British Prime Minister Gordon Brown on 2nd of February urged China to resolve the ‘underlying issues’ in Tibet.

Addressing a joint press conference with visiting Chinese Premier Wen Jiabao, Brown also indicated that his country sought improvement on the human rights front in the world’s most populous nation.

"The UK will continue through our regular dialogue to seek rapid progress towards all international human rights standards and I urge further dialogue on the Chinese government to resolve the underlying issues in Tibet," Brown said.

Brown tempered this implied criticism, however, by crediting Wen’s social and economic policies with "lifting hundreds of millions of people out of poverty".

Prior to Wen’s visit, Brown has been warned not to sacrifice human rights concerns to the prospect of boosting exports.

Wen’s visit has been marked by raucous street protests in London, which saw around 50 pro-Tibetan demonstrators gather outside 10 Downing Street on Monday. Five pro-Tibet demonstrators were arrested in London on Sunday.

Tibet saw massive anti-China protests in March 2008 resulting in a harsh clampdown from Chinese authorities.

Brown insisted that human rights concerns had not been forgotten in the bilateral relationship.

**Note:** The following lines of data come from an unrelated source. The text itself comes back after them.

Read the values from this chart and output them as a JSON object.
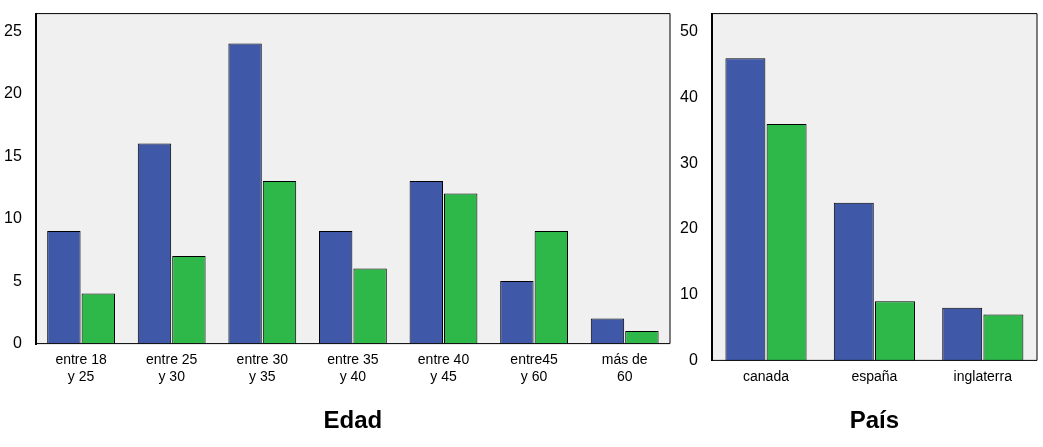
{
  "chart_data": [
    {
      "type": "bar",
      "xlabel": "Edad",
      "categories": [
        "entre 18\ny 25",
        "entre 25\ny 30",
        "entre 30\ny 35",
        "entre 35\ny 40",
        "entre 40\ny 45",
        "entre45\ny 60",
        "más de\n60"
      ],
      "series": [
        {
          "color": "#3f58a8",
          "values": [
            9,
            16,
            24,
            9,
            13,
            5,
            2
          ]
        },
        {
          "color": "#2eb84a",
          "values": [
            4,
            7,
            13,
            6,
            12,
            9,
            1
          ]
        }
      ],
      "ylim": [
        0,
        26.4
      ],
      "yticks": [
        0,
        5,
        10,
        15,
        20,
        25
      ]
    },
    {
      "type": "bar",
      "xlabel": "País",
      "categories": [
        "canada",
        "españa",
        "inglaterra"
      ],
      "series": [
        {
          "color": "#3f58a8",
          "values": [
            46,
            24,
            8
          ]
        },
        {
          "color": "#2eb84a",
          "values": [
            36,
            9,
            7
          ]
        }
      ],
      "ylim": [
        0,
        52.8
      ],
      "yticks": [
        0,
        10,
        20,
        30,
        40,
        50
      ]
    }
  ]
}
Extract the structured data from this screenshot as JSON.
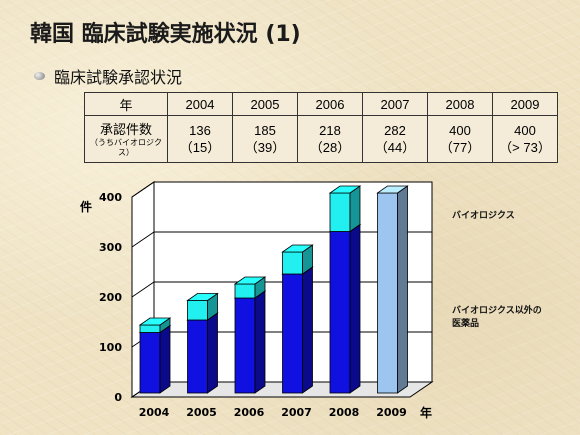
{
  "title": "韓国 臨床試験実施状況 (1)",
  "subtitle": "臨床試験承認状況",
  "table": {
    "header_label": "年",
    "row_label_main": "承認件数",
    "row_label_sub": "（うちバイオロジクス）",
    "columns": [
      {
        "year": "2004",
        "total": "136",
        "bio": "（15）"
      },
      {
        "year": "2005",
        "total": "185",
        "bio": "（39）"
      },
      {
        "year": "2006",
        "total": "218",
        "bio": "（28）"
      },
      {
        "year": "2007",
        "total": "282",
        "bio": "（44）"
      },
      {
        "year": "2008",
        "total": "400",
        "bio": "（77）"
      },
      {
        "year": "2009",
        "total": "400",
        "bio": "（> 73）"
      }
    ]
  },
  "chart_data": {
    "type": "bar",
    "stacked": true,
    "categories": [
      "2004",
      "2005",
      "2006",
      "2007",
      "2008",
      "2009"
    ],
    "series": [
      {
        "name": "バイオロジクス以外の医薬品",
        "values": [
          121,
          146,
          190,
          238,
          323,
          400
        ],
        "color": "#1010e0"
      },
      {
        "name": "バイオロジクス",
        "values": [
          15,
          39,
          28,
          44,
          77,
          0
        ],
        "color": "#22f0f0"
      }
    ],
    "highlight": {
      "category": "2009",
      "value": 400,
      "color": "#9cc6f0"
    },
    "y_ticks": [
      0,
      100,
      200,
      300,
      400
    ],
    "ylim": [
      0,
      400
    ],
    "ylabel": "件",
    "xlabel": "年",
    "grid": true,
    "legend_position": "right"
  },
  "legend": {
    "bio": "バイオロジクス",
    "non_bio_line1": "バイオロジクス以外の",
    "non_bio_line2": "医薬品"
  }
}
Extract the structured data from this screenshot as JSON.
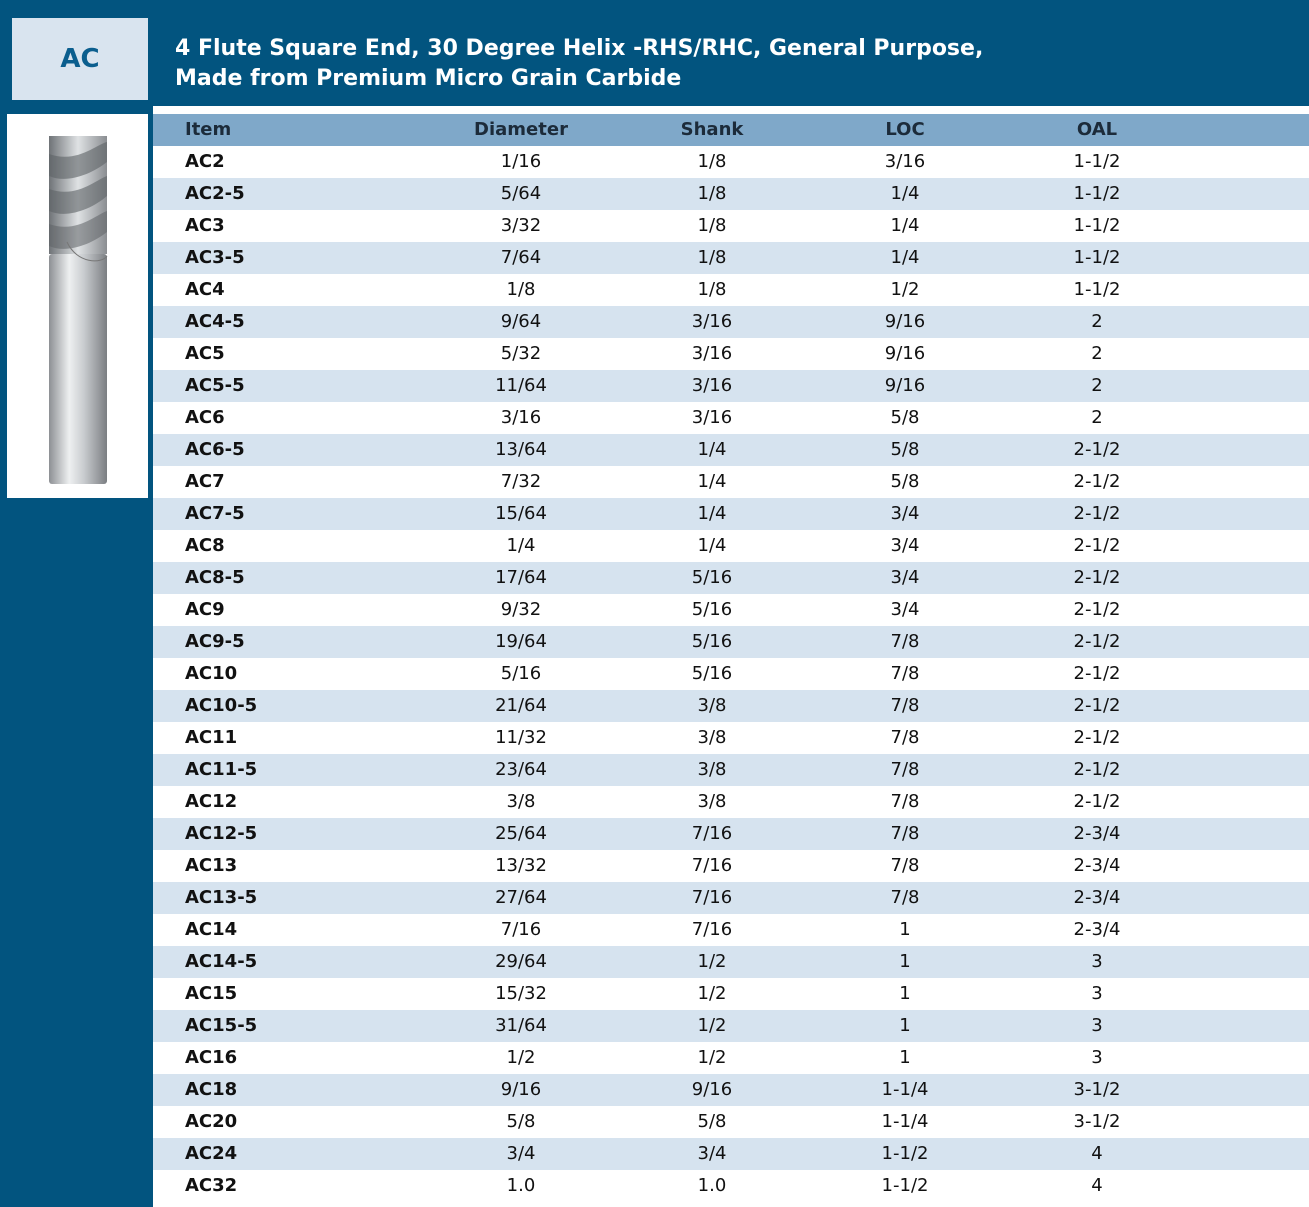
{
  "header": {
    "code": "AC",
    "title_lines": [
      "4 Flute Square End, 30 Degree Helix -RHS/RHC, General Purpose,",
      "Made from Premium Micro Grain Carbide"
    ]
  },
  "table": {
    "columns": [
      "Item",
      "Diameter",
      "Shank",
      "LOC",
      "OAL"
    ],
    "rows": [
      [
        "AC2",
        "1/16",
        "1/8",
        "3/16",
        "1-1/2"
      ],
      [
        "AC2-5",
        "5/64",
        "1/8",
        "1/4",
        "1-1/2"
      ],
      [
        "AC3",
        "3/32",
        "1/8",
        "1/4",
        "1-1/2"
      ],
      [
        "AC3-5",
        "7/64",
        "1/8",
        "1/4",
        "1-1/2"
      ],
      [
        "AC4",
        "1/8",
        "1/8",
        "1/2",
        "1-1/2"
      ],
      [
        "AC4-5",
        "9/64",
        "3/16",
        "9/16",
        "2"
      ],
      [
        "AC5",
        "5/32",
        "3/16",
        "9/16",
        "2"
      ],
      [
        "AC5-5",
        "11/64",
        "3/16",
        "9/16",
        "2"
      ],
      [
        "AC6",
        "3/16",
        "3/16",
        "5/8",
        "2"
      ],
      [
        "AC6-5",
        "13/64",
        "1/4",
        "5/8",
        "2-1/2"
      ],
      [
        "AC7",
        "7/32",
        "1/4",
        "5/8",
        "2-1/2"
      ],
      [
        "AC7-5",
        "15/64",
        "1/4",
        "3/4",
        "2-1/2"
      ],
      [
        "AC8",
        "1/4",
        "1/4",
        "3/4",
        "2-1/2"
      ],
      [
        "AC8-5",
        "17/64",
        "5/16",
        "3/4",
        "2-1/2"
      ],
      [
        "AC9",
        "9/32",
        "5/16",
        "3/4",
        "2-1/2"
      ],
      [
        "AC9-5",
        "19/64",
        "5/16",
        "7/8",
        "2-1/2"
      ],
      [
        "AC10",
        "5/16",
        "5/16",
        "7/8",
        "2-1/2"
      ],
      [
        "AC10-5",
        "21/64",
        "3/8",
        "7/8",
        "2-1/2"
      ],
      [
        "AC11",
        "11/32",
        "3/8",
        "7/8",
        "2-1/2"
      ],
      [
        "AC11-5",
        "23/64",
        "3/8",
        "7/8",
        "2-1/2"
      ],
      [
        "AC12",
        "3/8",
        "3/8",
        "7/8",
        "2-1/2"
      ],
      [
        "AC12-5",
        "25/64",
        "7/16",
        "7/8",
        "2-3/4"
      ],
      [
        "AC13",
        "13/32",
        "7/16",
        "7/8",
        "2-3/4"
      ],
      [
        "AC13-5",
        "27/64",
        "7/16",
        "7/8",
        "2-3/4"
      ],
      [
        "AC14",
        "7/16",
        "7/16",
        "1",
        "2-3/4"
      ],
      [
        "AC14-5",
        "29/64",
        "1/2",
        "1",
        "3"
      ],
      [
        "AC15",
        "15/32",
        "1/2",
        "1",
        "3"
      ],
      [
        "AC15-5",
        "31/64",
        "1/2",
        "1",
        "3"
      ],
      [
        "AC16",
        "1/2",
        "1/2",
        "1",
        "3"
      ],
      [
        "AC18",
        "9/16",
        "9/16",
        "1-1/4",
        "3-1/2"
      ],
      [
        "AC20",
        "5/8",
        "5/8",
        "1-1/4",
        "3-1/2"
      ],
      [
        "AC24",
        "3/4",
        "3/4",
        "1-1/2",
        "4"
      ],
      [
        "AC32",
        "1.0",
        "1.0",
        "1-1/2",
        "4"
      ]
    ]
  }
}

In a written ministerial statement issued in October last year, British government went on to acknowledge that the exiled Tibetan leader the Dalai Lama has actually met conditions set by the Chinese government in order to have dialogue for a negotiated settlement on Tibet’s issue.

“Chinese Government has said that it is serious about dialogue and that it hopes for a positive outcome. It has set conditions for dialogue which we believe the Dalai Lama has met,” British Foreign Secretary David Miliband stated in the statement.

“No government which is committed to promoting international respect for human rights can remain silent on the issue of Tibet, or disinterested in a solution to its problems,” the statement further emphasised.